In the real world, there are few more truly terrifying experiences than a complete breakdown of law and order – as some of those who suffered during the riots in London and elsewhere will testify. And this was just a few hours in a relatively few locations in a country where no one will have doubted that the law would once again be laid down and order restored.
There could be no such confidence eight years ago in Baghdad, where "stuff" just "happened", just as there must be doubts in Libya today whether the transitional council, even after so much planning, will be able to exert its authority the length and breadth of the land. There are so many disgruntled groups and so many firearms now on the loose.

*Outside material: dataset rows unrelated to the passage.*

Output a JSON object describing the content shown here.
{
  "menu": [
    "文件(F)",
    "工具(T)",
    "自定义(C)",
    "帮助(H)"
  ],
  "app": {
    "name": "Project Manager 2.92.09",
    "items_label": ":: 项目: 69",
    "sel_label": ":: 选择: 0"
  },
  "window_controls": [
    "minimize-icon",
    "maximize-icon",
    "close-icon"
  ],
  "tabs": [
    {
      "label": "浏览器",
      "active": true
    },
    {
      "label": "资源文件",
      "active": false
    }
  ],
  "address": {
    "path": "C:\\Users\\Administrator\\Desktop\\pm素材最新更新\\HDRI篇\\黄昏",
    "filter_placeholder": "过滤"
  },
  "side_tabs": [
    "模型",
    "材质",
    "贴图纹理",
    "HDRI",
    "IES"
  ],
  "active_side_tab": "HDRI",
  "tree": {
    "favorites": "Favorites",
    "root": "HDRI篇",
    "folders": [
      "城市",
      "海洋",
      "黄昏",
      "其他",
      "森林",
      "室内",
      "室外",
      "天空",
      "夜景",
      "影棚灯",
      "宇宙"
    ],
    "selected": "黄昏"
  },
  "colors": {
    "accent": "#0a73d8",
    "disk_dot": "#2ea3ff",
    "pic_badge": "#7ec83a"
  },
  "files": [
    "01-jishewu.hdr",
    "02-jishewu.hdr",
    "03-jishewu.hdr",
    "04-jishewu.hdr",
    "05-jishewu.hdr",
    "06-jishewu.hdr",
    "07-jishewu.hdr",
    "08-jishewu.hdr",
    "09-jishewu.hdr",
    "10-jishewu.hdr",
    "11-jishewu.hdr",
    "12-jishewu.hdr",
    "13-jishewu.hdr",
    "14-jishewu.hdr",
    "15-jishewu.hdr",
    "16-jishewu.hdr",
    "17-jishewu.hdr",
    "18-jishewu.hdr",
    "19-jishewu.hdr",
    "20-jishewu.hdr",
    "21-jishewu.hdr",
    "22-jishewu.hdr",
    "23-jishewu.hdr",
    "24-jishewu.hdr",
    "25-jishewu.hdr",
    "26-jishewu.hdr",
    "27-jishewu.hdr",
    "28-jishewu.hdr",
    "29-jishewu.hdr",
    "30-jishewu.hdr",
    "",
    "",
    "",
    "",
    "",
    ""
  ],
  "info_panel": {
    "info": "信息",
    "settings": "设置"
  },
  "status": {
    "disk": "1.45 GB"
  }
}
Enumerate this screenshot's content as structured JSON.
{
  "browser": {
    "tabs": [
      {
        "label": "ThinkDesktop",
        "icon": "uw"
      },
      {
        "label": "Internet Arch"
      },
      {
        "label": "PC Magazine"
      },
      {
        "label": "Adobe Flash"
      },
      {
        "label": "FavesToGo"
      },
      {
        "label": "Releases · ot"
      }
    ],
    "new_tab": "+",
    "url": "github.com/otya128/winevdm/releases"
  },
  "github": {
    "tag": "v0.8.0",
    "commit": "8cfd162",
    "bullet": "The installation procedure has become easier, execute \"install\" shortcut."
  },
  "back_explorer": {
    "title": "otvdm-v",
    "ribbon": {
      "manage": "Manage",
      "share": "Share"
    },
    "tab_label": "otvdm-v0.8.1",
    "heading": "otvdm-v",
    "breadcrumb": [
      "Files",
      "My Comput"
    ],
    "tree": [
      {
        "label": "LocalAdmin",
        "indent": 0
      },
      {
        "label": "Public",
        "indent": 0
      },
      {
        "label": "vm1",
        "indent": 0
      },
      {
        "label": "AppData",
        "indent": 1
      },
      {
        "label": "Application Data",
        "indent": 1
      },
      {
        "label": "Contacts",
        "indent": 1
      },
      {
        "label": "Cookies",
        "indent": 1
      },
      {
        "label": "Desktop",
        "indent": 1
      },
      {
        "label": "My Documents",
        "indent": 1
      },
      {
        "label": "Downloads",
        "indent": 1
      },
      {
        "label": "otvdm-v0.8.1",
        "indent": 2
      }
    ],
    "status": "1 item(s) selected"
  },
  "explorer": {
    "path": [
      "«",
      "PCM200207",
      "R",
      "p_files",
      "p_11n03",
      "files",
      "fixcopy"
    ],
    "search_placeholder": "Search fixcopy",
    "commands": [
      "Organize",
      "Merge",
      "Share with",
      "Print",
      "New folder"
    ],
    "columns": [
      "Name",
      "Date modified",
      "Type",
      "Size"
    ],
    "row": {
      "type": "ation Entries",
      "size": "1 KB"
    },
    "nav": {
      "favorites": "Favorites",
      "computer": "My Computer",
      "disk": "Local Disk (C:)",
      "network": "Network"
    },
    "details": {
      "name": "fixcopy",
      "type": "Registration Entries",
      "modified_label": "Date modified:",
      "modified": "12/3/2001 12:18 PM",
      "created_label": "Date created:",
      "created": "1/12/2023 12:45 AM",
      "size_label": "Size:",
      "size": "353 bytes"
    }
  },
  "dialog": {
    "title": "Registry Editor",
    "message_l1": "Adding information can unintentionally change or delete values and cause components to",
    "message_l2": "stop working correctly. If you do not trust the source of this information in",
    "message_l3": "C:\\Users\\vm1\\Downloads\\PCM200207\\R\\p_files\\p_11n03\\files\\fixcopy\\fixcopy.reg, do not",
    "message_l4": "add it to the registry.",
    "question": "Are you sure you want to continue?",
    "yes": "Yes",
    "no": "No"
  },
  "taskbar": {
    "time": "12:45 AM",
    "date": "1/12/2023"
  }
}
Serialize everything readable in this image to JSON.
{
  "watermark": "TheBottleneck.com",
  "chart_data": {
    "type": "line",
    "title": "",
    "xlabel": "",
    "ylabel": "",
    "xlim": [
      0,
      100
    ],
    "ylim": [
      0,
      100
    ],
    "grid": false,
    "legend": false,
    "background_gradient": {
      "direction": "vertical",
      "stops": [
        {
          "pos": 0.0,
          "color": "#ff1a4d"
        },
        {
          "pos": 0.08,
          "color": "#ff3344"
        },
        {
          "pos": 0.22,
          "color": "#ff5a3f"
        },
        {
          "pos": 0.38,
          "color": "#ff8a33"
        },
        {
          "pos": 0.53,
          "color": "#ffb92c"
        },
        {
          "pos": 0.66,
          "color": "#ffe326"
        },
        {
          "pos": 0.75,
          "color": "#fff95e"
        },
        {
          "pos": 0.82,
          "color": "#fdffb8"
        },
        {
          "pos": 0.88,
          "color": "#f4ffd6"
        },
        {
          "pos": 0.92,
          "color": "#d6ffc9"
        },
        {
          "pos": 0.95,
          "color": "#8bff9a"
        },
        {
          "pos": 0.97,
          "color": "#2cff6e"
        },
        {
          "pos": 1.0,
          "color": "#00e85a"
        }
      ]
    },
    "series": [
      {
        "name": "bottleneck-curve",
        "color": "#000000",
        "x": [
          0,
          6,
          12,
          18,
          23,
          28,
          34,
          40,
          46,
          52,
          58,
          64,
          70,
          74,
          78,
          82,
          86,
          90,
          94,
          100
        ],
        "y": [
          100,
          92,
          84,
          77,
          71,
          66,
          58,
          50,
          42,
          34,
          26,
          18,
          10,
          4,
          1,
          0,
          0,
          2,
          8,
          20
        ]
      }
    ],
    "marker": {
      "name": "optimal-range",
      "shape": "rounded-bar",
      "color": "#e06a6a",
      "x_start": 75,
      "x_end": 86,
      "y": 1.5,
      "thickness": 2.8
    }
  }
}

Few revolutions are either brief or bloodless. Changes of regime are more often chaotic, ruthless and deeply unjust affairs. The meek rarely inherit the Earth – still less the well-read intelligentsia or the nicely-mannered bourgeoisie. Contemporary accounts of France in 1789 or Russia in 1917-18 offer little, beyond leaders' rhetoric, that is uplifting. Rather, they depict extreme violence, vicious settling of scores, and a great deal of acquisitive opportunism on the part of those you and I might call "mindless thugs".
When Libyan television described British rioters as "revolutionaries" fighting against "Cameron's mercenaries and brigades", it was ridiculed, and rightly. But one person's revolution may well be someone else's riot or criminal coup, with a good many shades of grey in between.